The frequencies of the individual PKU mutations in Norway are different from those found in Denmark, Sweden, and Northern Ireland (table 2). For the G46S, G272X, F299C and R408Q mutations, we find a higher frequency in Norway than in any other population studied so far. However, rare examples of at least 3 of these 4 typical ‘Norwegian’ mutations are also found in Denmark, Sweden and Northern Ireland. We have recently given details on frequencies of the G272X/haplotype 7 mutation in some European countries [10]. A similar pattern of a high relative frequency in Norway and a lower frequency in Northern Europe might also be predicted for the G46S mutation (table 2) [12].

G46S is a ‘central inland mutation’ of Norway, while G272X is mainly a ‘coastal mutation’ in the southeastern parts of Norway [9]. The F299C, R408Q and R408W/ haplotype 2.3 mutations could be traced to the northwestern coast. Through the ages, the major means of transportation in Norway has been by ship. These restricted northwestern coastal mutations might therefore have been brought in by founders relatively recently, or might have arisen as new mutations, and may have been maintained in the slowly expanding population of the coastal area. The F299C, R408Q and R408W/haplotype 2.3 mutations are also found in Northern Ireland. They could be examples of mutations brought to the British Isles from Norway or in the opposite direction, and now form part of a postulated set of mutations shared by populations surrounding the North Sea.

The R261Q, the R408W/haplotype 1.8, the Y414C and the IVS12nt 1 mutations have patterns of distribution quite different from those mentioned above. All are most frequently found in the southeastern parts of Norway. These mutations are common also in other Caucasian populations, and if their distributions also follow the population density in Norway, we might suggest very early or repeated ingress of these mutations into Norway. This is also supported by a high frequency of Y414C and IVS12ntl in Denmark and Sweden.

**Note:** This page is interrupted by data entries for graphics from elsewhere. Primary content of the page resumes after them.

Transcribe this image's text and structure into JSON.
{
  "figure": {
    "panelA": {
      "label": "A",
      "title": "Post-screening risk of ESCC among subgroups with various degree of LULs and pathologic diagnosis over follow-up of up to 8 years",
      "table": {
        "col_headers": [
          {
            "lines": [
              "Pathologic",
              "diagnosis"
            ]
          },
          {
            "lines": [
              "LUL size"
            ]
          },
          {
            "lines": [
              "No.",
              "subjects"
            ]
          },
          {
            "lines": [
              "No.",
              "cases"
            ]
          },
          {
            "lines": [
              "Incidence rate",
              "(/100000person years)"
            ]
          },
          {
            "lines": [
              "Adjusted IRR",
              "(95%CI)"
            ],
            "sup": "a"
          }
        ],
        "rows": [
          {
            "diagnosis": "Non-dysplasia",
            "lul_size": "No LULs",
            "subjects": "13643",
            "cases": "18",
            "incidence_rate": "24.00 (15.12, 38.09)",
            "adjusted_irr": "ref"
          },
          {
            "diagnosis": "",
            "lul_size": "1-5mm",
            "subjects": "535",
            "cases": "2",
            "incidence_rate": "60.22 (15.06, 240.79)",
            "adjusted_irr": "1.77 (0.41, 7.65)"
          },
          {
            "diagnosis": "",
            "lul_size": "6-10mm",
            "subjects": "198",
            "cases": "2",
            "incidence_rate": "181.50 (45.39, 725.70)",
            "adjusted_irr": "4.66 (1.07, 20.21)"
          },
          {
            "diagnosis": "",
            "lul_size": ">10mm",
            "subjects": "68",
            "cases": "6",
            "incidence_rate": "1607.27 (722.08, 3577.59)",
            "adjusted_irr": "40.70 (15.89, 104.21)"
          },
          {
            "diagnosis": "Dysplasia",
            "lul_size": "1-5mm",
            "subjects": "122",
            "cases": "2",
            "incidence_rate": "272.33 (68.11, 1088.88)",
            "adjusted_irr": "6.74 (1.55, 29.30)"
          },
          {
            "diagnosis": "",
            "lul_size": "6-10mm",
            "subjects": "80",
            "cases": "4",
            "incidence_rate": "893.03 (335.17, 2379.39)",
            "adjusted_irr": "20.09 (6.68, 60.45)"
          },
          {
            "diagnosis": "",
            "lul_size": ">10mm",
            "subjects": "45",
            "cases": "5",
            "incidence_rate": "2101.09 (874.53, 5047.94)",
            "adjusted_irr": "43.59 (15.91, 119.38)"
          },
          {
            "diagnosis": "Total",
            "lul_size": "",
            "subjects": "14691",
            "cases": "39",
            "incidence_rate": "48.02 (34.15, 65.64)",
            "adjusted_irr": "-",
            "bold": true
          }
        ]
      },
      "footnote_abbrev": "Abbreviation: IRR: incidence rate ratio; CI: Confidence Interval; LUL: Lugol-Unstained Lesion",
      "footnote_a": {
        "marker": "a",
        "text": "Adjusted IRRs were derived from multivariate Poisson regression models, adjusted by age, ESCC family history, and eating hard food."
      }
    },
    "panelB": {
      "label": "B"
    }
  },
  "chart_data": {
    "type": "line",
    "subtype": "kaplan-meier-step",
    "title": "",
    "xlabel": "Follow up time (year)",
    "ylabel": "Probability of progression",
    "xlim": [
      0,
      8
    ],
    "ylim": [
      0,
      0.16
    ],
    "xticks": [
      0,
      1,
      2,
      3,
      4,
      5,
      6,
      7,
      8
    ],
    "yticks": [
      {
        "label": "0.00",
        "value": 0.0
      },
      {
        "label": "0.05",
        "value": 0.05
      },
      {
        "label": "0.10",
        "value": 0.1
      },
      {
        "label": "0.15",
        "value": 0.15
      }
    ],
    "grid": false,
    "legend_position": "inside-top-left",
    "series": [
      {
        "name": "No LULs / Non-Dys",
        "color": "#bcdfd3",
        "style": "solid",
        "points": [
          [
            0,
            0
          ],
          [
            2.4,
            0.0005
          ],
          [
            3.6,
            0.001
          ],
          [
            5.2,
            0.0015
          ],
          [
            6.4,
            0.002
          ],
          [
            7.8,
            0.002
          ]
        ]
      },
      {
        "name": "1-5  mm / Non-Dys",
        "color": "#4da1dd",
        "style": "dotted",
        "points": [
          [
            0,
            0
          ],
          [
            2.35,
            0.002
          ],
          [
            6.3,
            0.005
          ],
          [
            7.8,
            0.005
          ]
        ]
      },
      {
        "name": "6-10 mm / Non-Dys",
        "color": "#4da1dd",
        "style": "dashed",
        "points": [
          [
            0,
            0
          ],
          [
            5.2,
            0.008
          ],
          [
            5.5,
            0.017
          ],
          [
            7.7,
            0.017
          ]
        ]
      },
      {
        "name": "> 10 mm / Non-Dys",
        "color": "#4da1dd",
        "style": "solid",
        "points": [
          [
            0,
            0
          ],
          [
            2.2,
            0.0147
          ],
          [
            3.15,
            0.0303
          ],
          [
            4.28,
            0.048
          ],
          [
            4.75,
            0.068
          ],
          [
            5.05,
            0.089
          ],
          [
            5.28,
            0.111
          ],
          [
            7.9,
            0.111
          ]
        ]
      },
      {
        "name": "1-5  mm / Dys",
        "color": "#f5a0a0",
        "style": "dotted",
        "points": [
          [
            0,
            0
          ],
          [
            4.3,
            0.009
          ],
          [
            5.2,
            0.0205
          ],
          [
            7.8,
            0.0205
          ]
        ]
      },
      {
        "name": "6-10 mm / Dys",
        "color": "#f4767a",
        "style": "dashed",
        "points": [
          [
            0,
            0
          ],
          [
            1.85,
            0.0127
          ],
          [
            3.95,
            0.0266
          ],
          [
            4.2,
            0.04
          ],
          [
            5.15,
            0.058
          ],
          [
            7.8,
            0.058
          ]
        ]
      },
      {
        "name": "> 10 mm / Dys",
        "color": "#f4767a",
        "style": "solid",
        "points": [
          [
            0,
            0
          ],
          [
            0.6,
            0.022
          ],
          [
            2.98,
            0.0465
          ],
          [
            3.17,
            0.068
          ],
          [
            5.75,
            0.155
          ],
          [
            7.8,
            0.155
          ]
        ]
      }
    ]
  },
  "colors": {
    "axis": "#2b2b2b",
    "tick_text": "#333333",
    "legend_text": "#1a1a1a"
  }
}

A hypothesis that Celtic PKU genes were the major origin of PKU in Norway was based on a high incidence of PKU in Ireland and Scotland and a connection of birthplaces of PKU children’s grandparents to sites with Viking graves containing Western imported objects [6]. Direct comparison between today’s PKU mutations in Norway and Ireland indicates that hypothetical ‘Celtic genes’ probably contribute to only a minor fraction of Norwegian PKU genes. However, comparing the geographic distribution of the frequent ‘Celtic’ PKU mutations I65T and R408W/haplotype 1.8 with the same archeological data [fig. 2 in ref. 6] may suggest possible routes for these mutations across the North Sea.

The contribution of PKU alleles from Europe to Norway seems substantial, but also new mutations and founder populations within Norway are important. The regional clustering of mutations within Norway may be explained in part by the fjord- and mountain-rich topography of Norway that has preserved a stable resident population. The regional variations (in number of gene sources) of PKU mutations observed here also indicate substantial variation of carrier frequencies of PKU in different parts of Norway.